Russia acts to avoid isolation over Chechnya
Tuesday 28 December 1999
In his first foreign policy remarks since this month's parliamentary elections, when Russian politicians adopted nationalist postures, Mr Ivanov said Moscow's contacts with the West were being maintained "at rather a high level". Recent disagreements did not mean Russia's relations with the West were heading for the deep freeze. At the same time, he warned: "The language of sanctions is not the language to use when speaking to Russia."
The West has yet to react to the Russian ground operation in Grozny that began on Christmas Day. Earlier it warned that Moscow might forfeit economic aid if it did not take better care to protect civilians. Alone in commenting, Lord Robertson of Port Ellen, the Nato secretary general, spoke of Chechnya more in sorrow than in anger, acknowledging Russia had real problems with terrorism but saying military methods were not the solution. "I feel disappointed that the Russians have taken this course of action to deal with a very serious, severe problem that they clearly had in Chechnya, a collapse of law, a collapse of the machinery of government there and a spillover of terrorism inside Russia itself," he said. Moscow would have been reassured by his further comment that Chechnya was an internal affair for Russia.

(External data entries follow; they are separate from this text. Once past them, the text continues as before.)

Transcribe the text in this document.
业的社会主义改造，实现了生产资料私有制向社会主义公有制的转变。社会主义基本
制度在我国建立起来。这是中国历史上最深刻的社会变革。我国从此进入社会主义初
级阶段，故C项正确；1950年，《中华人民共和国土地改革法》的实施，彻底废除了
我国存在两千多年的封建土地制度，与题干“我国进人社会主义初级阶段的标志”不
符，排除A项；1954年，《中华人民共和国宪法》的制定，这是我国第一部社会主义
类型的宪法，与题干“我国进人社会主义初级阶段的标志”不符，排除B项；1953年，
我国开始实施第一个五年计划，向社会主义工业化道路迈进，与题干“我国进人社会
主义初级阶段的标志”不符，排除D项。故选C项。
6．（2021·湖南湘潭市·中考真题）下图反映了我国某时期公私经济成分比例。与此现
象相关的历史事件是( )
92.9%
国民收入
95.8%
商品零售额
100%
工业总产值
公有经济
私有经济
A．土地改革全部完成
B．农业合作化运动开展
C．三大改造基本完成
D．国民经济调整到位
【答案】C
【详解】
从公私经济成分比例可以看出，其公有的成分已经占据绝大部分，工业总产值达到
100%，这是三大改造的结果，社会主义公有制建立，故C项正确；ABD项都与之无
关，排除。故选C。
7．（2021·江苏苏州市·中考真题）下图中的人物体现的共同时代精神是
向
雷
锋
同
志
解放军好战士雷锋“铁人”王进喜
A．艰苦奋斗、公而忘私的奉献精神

On the ground yesterday, federal forces said they had taken control of the north-eastern quarter of Grozny and were pressing on into the city centre. Beslan Gantimirev, a pardoned convict heading a vanguard of pro-Moscow Chechens, was reported to be close to the city centre and was quoted as saying he was meeting "desperate resistance" from the separatists. Fighting continued in the Staropromyslovsky suburb where, the Russians said, 50 Chechens had been killed compared with three on the federal side.
Everything was "going to plan", according to the Prime Minister, Vladimir Putin. "The action in Chechnya will be carried through to its conclusion. We will do what we have said we will do," he said.
The Russians are hoping to control Grozny by Saturday. Given the fierce resistance, that is optimistic, but it can only be a matter of time before they take the city, as they outnumber and outgun the Chechens. Holding it will be another matter, as they will be vulnerable to guerrilla raids from the Caucasus mountains. That was why yesterday the Russians also turned their war machine on the mountain strongholds of Islamic fighters, such as Shamil Basayev. "Grozny will soon be mopped up but it is not the matter of primary concern to us now," said Sergei Zhuk. a defence ministry spokes-man, "The most important thing for the federal forces is the southern direction, as the majority of the rebels went there."
Interfax news agency said that in the south the air force was dropping 500kg "aerosol bombs" that released clouds of inflammable gas before explo- ding. Such bombs were not being used over Grozny or other populated areas but only over the mountains, where they could reach the guerrillas in their bunkers and caves, it said.
Parallel to the fighting and little noticed by the media, Russia's Emergencies Minister, Sergei Shoigu, was holding talks in Ingushetia with Khozhahmed Yarikhanov, a representative of the Chechen President, Aslan Maskhadov, about ways of releasing the estimated 50,000 civilians trapped in Grozny. Also without much fanfare, the Russians published figures showing that 397 federal troops had been killed and 917 injured in Chechnya since October.